Como ocorre a integração entre as polícias Civil e Militar nesta operação?
A integração entre as forças é o pilar que sustenta o volume de apreensões no oeste do Pará. O delegado-geral da Polícia Civil, Raimundo Benassuly, enfatizou que a atuação conjunta é o que permite o enfrentamento direto às organizações. Para o delegado Germano do Vale, a eficiência da unidade de Óbidos é comprovada pelos dados estatísticos: cerca de 95% do material destruído nesta ação foi interceptado especificamente na Base Candiru, enquanto o restante teve origem em ocorrências da seccional de Santarém.
Esta é mais uma ação integrada do sistema de segurança pública, envolvendo Polícia Civil e Polícia Militar no combate às organizações criminosas. A incineração é resultado das apreensões realizadas em Santarém e região, e reforça a relevância da Base Candiru na repressão ao tráfico de drogas.

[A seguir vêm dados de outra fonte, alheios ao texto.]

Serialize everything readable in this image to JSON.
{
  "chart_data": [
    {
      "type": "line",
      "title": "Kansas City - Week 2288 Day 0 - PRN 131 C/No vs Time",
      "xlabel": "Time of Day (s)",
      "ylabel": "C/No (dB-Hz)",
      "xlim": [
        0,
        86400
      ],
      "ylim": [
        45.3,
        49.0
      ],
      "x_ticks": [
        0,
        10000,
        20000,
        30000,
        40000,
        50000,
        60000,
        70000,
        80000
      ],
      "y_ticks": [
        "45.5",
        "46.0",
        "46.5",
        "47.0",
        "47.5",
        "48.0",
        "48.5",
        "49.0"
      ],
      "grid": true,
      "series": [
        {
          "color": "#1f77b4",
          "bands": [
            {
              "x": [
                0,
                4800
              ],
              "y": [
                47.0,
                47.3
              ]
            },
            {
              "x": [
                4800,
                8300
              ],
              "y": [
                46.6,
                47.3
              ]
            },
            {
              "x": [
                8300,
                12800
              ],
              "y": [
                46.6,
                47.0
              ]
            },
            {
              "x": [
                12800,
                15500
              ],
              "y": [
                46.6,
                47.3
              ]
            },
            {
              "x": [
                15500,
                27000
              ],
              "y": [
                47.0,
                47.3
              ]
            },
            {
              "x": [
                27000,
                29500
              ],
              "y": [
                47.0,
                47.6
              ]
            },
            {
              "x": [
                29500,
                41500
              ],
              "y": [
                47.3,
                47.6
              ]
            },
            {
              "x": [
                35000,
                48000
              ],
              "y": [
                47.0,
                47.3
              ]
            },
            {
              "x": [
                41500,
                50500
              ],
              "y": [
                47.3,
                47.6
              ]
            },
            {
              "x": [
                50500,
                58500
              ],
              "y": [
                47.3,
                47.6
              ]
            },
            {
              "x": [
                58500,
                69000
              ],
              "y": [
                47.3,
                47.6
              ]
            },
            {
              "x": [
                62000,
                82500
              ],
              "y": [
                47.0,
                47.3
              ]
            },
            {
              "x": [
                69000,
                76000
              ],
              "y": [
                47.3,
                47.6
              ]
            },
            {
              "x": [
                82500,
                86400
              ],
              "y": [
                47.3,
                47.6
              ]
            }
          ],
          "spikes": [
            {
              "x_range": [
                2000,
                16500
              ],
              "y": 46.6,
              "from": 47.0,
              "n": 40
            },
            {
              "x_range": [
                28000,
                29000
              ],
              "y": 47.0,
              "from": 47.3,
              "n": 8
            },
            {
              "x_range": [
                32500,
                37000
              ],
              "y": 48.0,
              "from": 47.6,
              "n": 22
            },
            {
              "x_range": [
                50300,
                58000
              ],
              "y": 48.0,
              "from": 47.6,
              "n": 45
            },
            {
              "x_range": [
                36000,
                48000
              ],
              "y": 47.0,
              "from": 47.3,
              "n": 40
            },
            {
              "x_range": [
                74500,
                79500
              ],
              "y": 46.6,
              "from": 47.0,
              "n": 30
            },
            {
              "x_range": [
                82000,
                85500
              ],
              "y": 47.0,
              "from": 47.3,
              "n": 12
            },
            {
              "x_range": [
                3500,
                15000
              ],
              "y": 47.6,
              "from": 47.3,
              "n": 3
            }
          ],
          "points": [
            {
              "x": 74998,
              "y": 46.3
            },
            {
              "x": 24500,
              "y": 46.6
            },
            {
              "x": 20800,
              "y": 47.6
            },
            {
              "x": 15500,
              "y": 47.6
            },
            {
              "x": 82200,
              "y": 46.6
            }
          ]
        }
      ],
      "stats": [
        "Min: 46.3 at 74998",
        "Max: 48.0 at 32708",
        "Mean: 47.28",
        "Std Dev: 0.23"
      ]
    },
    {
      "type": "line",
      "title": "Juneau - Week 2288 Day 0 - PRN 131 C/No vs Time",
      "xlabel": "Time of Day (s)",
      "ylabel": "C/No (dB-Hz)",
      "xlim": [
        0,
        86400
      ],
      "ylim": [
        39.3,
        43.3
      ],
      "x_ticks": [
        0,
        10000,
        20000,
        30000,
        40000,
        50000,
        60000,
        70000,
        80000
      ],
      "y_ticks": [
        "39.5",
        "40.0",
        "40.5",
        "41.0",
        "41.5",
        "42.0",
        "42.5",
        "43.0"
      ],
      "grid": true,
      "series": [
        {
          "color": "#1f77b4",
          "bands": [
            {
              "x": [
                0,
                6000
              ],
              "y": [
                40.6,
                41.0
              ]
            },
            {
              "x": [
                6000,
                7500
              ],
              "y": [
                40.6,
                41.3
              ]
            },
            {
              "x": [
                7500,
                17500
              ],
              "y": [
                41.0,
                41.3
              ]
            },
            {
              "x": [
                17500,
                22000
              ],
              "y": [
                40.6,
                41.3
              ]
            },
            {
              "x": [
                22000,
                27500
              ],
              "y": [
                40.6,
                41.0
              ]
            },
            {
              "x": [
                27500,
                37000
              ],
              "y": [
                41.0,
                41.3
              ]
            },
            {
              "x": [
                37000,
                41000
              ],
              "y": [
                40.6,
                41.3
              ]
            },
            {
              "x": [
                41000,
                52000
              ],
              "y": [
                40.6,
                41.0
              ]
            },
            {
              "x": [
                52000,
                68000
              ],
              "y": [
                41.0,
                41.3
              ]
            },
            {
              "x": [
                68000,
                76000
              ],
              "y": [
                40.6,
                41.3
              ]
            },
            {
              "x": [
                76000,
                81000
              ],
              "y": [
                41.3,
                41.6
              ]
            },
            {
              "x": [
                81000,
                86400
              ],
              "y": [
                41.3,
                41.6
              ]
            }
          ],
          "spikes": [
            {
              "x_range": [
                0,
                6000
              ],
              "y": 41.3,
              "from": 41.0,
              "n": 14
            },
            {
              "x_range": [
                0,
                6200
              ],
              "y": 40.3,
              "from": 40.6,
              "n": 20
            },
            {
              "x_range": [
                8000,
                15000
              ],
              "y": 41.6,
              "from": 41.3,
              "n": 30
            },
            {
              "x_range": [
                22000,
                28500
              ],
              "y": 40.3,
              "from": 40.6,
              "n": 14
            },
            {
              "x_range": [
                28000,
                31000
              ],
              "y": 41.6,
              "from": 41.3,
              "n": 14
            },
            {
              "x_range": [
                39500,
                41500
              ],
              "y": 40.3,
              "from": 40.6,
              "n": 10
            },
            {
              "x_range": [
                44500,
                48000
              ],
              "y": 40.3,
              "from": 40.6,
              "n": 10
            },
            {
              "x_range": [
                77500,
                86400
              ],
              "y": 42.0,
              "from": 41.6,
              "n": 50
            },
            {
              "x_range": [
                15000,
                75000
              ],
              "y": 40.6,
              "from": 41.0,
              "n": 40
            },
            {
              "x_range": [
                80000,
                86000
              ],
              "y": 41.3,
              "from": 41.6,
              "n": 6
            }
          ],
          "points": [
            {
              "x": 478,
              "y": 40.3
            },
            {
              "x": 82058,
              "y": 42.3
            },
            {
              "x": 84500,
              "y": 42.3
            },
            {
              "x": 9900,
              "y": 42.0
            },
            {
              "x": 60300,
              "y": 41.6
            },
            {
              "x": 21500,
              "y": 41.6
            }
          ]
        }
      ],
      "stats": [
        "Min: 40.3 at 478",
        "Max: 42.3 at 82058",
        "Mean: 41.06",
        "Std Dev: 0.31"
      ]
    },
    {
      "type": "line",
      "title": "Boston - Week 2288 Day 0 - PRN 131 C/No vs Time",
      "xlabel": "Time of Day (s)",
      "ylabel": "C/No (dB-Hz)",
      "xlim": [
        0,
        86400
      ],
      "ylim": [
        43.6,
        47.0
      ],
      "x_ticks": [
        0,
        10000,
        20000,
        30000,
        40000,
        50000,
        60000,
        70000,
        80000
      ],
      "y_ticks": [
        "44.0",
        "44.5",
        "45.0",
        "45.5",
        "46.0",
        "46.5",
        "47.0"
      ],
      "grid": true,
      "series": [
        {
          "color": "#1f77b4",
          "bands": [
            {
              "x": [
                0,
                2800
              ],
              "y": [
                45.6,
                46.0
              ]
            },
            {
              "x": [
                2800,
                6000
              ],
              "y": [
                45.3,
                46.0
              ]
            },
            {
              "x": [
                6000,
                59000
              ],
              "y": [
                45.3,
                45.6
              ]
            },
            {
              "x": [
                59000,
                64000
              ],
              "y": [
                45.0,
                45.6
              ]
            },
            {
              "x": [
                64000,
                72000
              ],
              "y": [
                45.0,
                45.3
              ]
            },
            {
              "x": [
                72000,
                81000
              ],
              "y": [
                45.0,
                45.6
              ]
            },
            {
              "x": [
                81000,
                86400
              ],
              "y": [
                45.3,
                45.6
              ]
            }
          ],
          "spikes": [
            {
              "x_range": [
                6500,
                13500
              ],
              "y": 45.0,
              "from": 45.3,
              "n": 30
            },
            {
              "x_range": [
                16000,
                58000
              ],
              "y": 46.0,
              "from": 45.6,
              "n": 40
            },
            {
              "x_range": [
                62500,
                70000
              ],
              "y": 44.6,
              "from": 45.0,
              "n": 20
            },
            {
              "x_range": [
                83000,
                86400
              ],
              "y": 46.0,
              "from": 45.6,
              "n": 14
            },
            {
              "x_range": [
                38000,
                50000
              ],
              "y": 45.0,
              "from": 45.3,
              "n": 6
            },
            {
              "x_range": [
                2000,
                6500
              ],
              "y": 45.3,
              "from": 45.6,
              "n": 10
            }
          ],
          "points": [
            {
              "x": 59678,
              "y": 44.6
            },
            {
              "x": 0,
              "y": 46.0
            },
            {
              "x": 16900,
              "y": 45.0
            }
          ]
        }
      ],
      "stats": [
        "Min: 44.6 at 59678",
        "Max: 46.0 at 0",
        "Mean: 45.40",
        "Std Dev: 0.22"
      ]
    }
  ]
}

Quais são os resultados operacionais registrados em 2026?
Os índices de produtividade da segurança pública no primeiro trimestre deste ano revelam uma vigilância intensa na malha fluvial. Além do combate ao tráfico de entorpecentes, as operações abrangem crimes ambientais e porte ilegal de armas. Entre os principais dados coletados de janeiro a março de 2026, destacam-se:
- Apreensão de 122,3 quilos de entorpecentes diversos;
- Apreensão de 6.572 quilos de pescado ilegal;
- Abordagem e fiscalização de 22.729 pessoas;
- Resgate de 147 animais silvestres;
- Apreensão de duas armas de fogo e um veículo.
No acumulado do ano de 2025, as forças de segurança já haviam retirado de circulação um total de 1.753 quilos de drogas, evidenciando uma tendência de manutenção da pressão operacional contra o crime organizado. O titular da Segup reiterou que o Estado pretende continuar expandindo a presença das forças integradas em áreas estratégicas para garantir a redução da criminalidade e a proteção da biodiversidade amazônica.